Where applicable, data subjects may request:

  • Access to personal data
  • Rectification of inaccurate data
  • Erasure, subject to legal, professional, billing, dispute, and record-retention limits
  • Restriction or objection to processing
  • Data portability where technically feasible and legally required
  • Withdrawal of consent where processing is consent-based
  • Review of automated or AI-assisted processing where applicable law grants such rights

Requests should be submitted through the support ticket line or official Intelitive contact point. We may need to verify identity and may route organization-controlled procedure data requests to the relevant organization, provider, or agent where they are the responsible party.

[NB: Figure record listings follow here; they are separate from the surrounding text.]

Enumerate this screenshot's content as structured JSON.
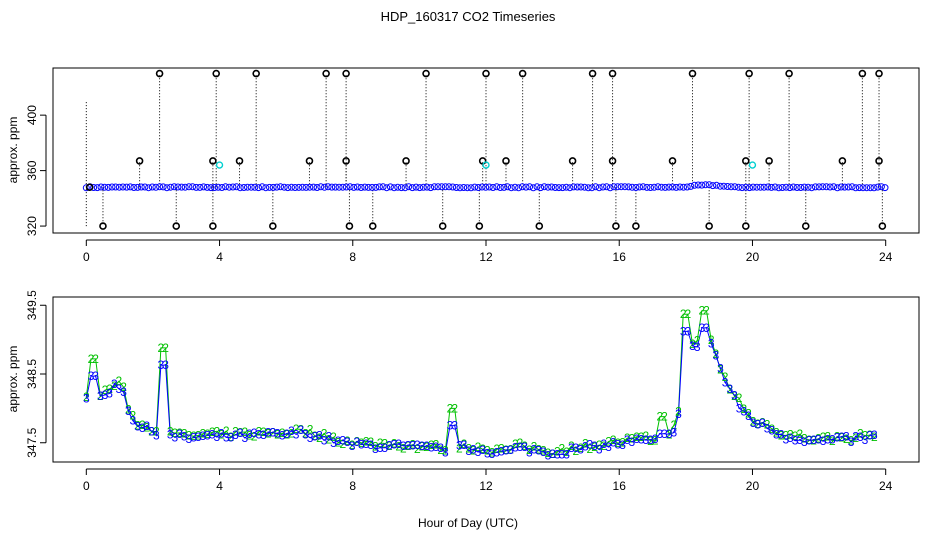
{
  "chart_data": [
    {
      "type": "scatter",
      "title": "HDP_160317  CO2 Timeseries",
      "xlabel": "",
      "ylabel": "approx. ppm",
      "xlim": [
        -1,
        25
      ],
      "ylim": [
        315,
        434
      ],
      "xticks": [
        "0",
        "4",
        "8",
        "12",
        "16",
        "20",
        "24"
      ],
      "yticks": [
        "320",
        "360",
        "400"
      ],
      "baseline_ppm": 348,
      "spike_high": [
        2.2,
        3.9,
        5.1,
        7.2,
        7.8,
        10.2,
        12.0,
        13.1,
        15.2,
        15.8,
        18.2,
        19.9,
        21.1,
        23.3,
        23.8
      ],
      "spike_mid": [
        1.6,
        3.8,
        4.6,
        6.7,
        7.8,
        9.6,
        11.9,
        12.6,
        14.6,
        15.8,
        17.6,
        19.8,
        20.5,
        22.7,
        23.8
      ],
      "spike_low": [
        0.5,
        2.7,
        3.8,
        5.6,
        7.9,
        8.6,
        10.7,
        11.8,
        13.6,
        15.9,
        16.5,
        18.7,
        19.8,
        21.6,
        23.9
      ],
      "cyan_points": [
        [
          4.0,
          364
        ],
        [
          12.0,
          364
        ],
        [
          20.0,
          364
        ]
      ]
    },
    {
      "type": "scatter",
      "title": "",
      "xlabel": "Hour of Day (UTC)",
      "ylabel": "approx. ppm",
      "xlim": [
        -1,
        25
      ],
      "ylim": [
        347.22,
        349.62
      ],
      "xticks": [
        "0",
        "4",
        "8",
        "12",
        "16",
        "20",
        "24"
      ],
      "yticks": [
        "347.5",
        "348.5",
        "349.5"
      ],
      "series": [
        {
          "name": "2",
          "color": "#00c000"
        },
        {
          "name": "3",
          "color": "#0000ff"
        }
      ],
      "profile_key_points": [
        [
          0.0,
          348.2
        ],
        [
          0.3,
          348.15
        ],
        [
          0.6,
          348.25
        ],
        [
          0.9,
          348.38
        ],
        [
          1.1,
          348.3
        ],
        [
          1.3,
          347.95
        ],
        [
          1.6,
          347.75
        ],
        [
          2.0,
          347.7
        ],
        [
          2.5,
          347.62
        ],
        [
          3.0,
          347.6
        ],
        [
          4.0,
          347.62
        ],
        [
          5.0,
          347.63
        ],
        [
          6.0,
          347.65
        ],
        [
          6.5,
          347.68
        ],
        [
          7.5,
          347.55
        ],
        [
          8.0,
          347.5
        ],
        [
          9.0,
          347.48
        ],
        [
          10.0,
          347.45
        ],
        [
          10.9,
          347.42
        ],
        [
          11.3,
          347.45
        ],
        [
          12.0,
          347.42
        ],
        [
          12.5,
          347.38
        ],
        [
          13.0,
          347.45
        ],
        [
          14.0,
          347.38
        ],
        [
          15.0,
          347.45
        ],
        [
          15.8,
          347.5
        ],
        [
          16.5,
          347.55
        ],
        [
          17.2,
          347.55
        ],
        [
          17.6,
          347.65
        ],
        [
          17.9,
          348.2
        ],
        [
          18.2,
          348.9
        ],
        [
          18.6,
          349.05
        ],
        [
          18.8,
          348.95
        ],
        [
          19.1,
          348.5
        ],
        [
          19.6,
          348.05
        ],
        [
          20.0,
          347.85
        ],
        [
          21.0,
          347.62
        ],
        [
          22.0,
          347.55
        ],
        [
          23.0,
          347.58
        ],
        [
          23.8,
          347.62
        ]
      ],
      "green_spikes": [
        [
          0.2,
          348.72
        ],
        [
          2.3,
          348.88
        ],
        [
          11.0,
          348.0
        ],
        [
          17.3,
          347.88
        ],
        [
          18.0,
          349.37
        ],
        [
          18.6,
          349.42
        ],
        [
          19.6,
          348.15
        ]
      ]
    }
  ]
}
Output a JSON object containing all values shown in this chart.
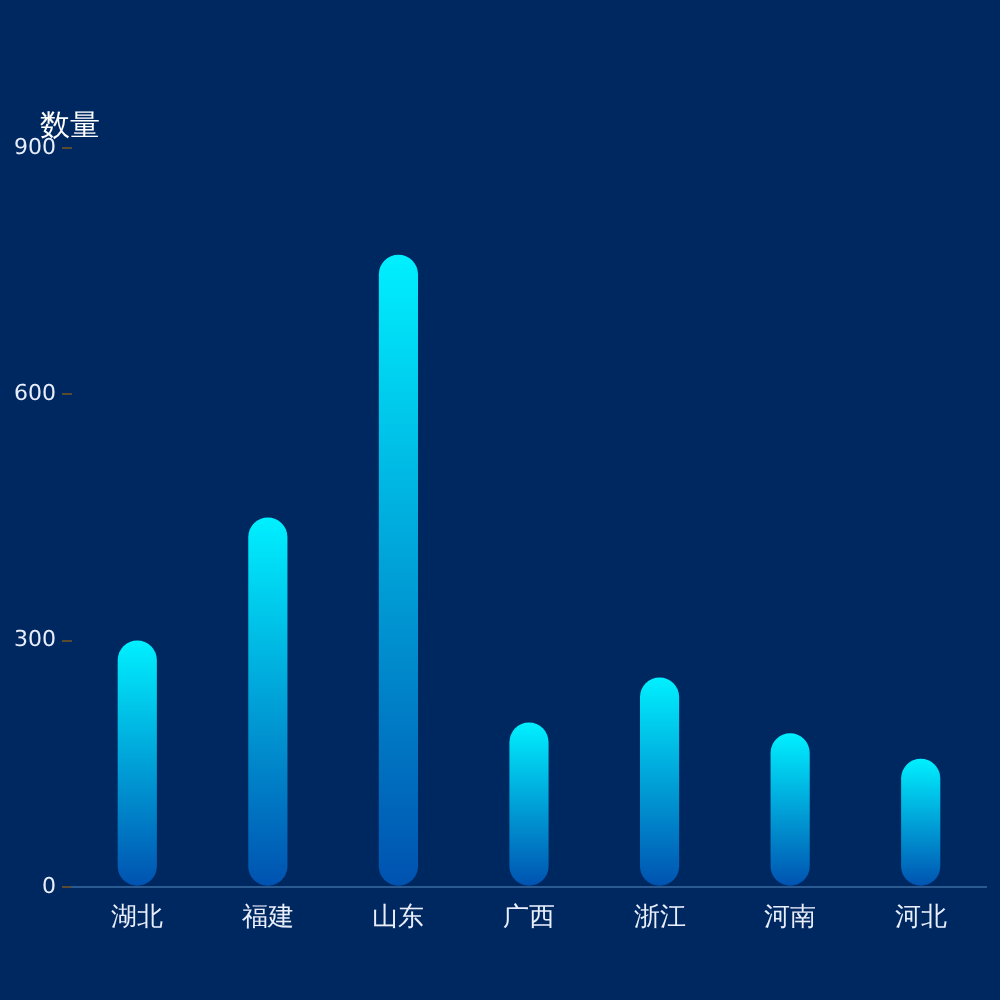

You may also lodge a complaint with the competent data protection authority. In Portugal, the national authority is the CNPD.

12. Organization responsibilities

Organizations using JURIXA must maintain accurate user roles, remove access when no longer needed, ensure agents and providers are correctly assigned, use the support ticket line when JURIXA action is required, and keep their own client notices, professional records, and lawful-basis documentation current.

13. AI and automation data

AI-assisted features may process prompts, documents, summaries, messages, and metadata to produce drafts, classifications, search results, or workflow suggestions. Outputs should be reviewed by a responsible human before being used for legal, tax, financial, immigration, court, or public-authority purposes.

14. Children and vulnerable persons

JURIXA is not directed to children. Where a procedure lawfully involves a minor or vulnerable person, the responsible client, provider, or agent must ensure the correct legal representative, authorization, notice, and protection measures are in place.

15. Updates

We may update this notice to reflect product, billing, legal, security, or operational changes. Material updates take effect on the posted effective date, subject to any notice or consent required by law or contract.

16. Official references

This notice was structured with reference to official European and Portuguese data-protection sources, including:

17. Contact and requests

Privacy, data-rights, security, billing-data, and support-related requests should be submitted through your organizational support channel or the official Intelitive contact point made available to your organization.